Head of the school of journalism and media studies at the University of Rhodes in Grahamstown, Professor Guy Berger, says even though it is a bad proposal, civil society can now argue against it and do not have to toyi-toyi or take up arms, like during the previous regime.

“I think it is very unlikely that these two laws, the Protection of Information Bill and then maybe the Media Tribunal law, if they come up with one, I think it is unlikely that these will succeed because the Constitution says freedom of information and it has press freedom and media freedom. So anything that can reduce those that is not in the constitution could be problematic,” says Berger.
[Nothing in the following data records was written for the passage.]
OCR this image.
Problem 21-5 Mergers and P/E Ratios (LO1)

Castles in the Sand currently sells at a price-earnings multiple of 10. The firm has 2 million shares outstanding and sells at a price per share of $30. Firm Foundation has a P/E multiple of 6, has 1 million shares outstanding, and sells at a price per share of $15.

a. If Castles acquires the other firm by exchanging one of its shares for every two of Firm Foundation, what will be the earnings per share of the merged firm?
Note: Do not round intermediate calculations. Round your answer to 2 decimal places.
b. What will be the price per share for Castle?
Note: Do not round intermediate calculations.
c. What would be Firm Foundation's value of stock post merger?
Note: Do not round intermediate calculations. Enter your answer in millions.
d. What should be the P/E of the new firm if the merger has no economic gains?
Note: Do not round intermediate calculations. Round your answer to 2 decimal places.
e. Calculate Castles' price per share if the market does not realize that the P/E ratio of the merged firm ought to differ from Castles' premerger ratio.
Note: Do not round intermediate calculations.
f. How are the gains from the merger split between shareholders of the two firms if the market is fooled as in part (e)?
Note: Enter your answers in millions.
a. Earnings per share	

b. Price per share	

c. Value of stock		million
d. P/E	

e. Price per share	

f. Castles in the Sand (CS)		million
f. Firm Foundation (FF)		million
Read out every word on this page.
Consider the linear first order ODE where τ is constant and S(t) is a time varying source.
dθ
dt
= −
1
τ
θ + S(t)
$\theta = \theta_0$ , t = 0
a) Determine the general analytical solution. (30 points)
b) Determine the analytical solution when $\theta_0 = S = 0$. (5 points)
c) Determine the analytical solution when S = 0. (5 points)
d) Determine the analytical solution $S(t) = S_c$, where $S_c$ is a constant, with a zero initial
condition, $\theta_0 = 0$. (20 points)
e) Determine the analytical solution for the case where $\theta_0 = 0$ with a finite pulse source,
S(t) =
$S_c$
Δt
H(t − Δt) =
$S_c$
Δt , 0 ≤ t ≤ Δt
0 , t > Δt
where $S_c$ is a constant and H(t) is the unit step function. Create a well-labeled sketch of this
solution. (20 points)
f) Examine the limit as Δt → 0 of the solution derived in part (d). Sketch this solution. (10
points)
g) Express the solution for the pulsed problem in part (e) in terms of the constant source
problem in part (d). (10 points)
Deputy President Kgalema Motlanthe has since said fears about the Protection of Information Bill are genuine and that the criteria for what information may be classified is too wide and needs to be narrowed to specific types of information, to address the public’s fears.
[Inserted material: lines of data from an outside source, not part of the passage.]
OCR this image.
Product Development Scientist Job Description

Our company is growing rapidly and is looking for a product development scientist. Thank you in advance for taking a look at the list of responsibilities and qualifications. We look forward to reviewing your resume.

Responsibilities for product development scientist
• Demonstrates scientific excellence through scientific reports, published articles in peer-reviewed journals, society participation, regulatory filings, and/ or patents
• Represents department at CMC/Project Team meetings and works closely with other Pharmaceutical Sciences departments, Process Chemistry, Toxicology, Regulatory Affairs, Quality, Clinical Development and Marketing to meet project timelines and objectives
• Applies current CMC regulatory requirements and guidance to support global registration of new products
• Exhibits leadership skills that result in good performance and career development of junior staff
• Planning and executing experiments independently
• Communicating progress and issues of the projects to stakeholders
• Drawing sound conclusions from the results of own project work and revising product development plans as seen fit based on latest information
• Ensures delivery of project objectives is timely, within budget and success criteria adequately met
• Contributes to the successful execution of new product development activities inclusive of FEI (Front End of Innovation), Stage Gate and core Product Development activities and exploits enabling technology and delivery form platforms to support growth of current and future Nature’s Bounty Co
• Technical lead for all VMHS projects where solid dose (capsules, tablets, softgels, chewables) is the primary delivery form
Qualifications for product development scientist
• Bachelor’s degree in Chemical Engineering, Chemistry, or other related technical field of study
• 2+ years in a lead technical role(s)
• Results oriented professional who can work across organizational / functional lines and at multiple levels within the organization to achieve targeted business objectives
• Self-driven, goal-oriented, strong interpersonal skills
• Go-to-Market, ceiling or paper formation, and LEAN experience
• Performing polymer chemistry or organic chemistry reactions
“The fear is that everything will then be classified, which would then make it more difficult for people to access information. That’s a genuine concern and should be raised as such.”

He said legislators have the right to change the bill if it is not constitutional.

The major complaint against the media’s self regulations is that it is slow in resolving cases, it has no penalties, and it prevents people from going to the courts if they are not happy with the Press Ombudsman’s verdicts.

(Note: When exactly Kgalema Motlanthe said this is unclear because the UNISA debate was not attended by any ANC delegates.)

[Sauce]
(Emphasis added.)

Elsewhere, the DA delivers a petition containing 28,710 signatures protesting against the draft legislation to President Jacob Zuma’s office at Tuynhuys.

'Luthon64
Mefiante (October 20, 2010, 13:56:57 PM):
Now they’re mooting the addition of a Protection from Harassment Bill that will in effect criminalise some of the standard work practices of journalists, and could further inhibit media freedom as a perhaps unintended consequence. There’s a clear difference between a journalist harassing politicians for answers which the public is entitled to and a stalker who haunts another person because of psychological problems or for personal gain – or, for that matter, the borderline stalking activities of telemarketers and salespeople.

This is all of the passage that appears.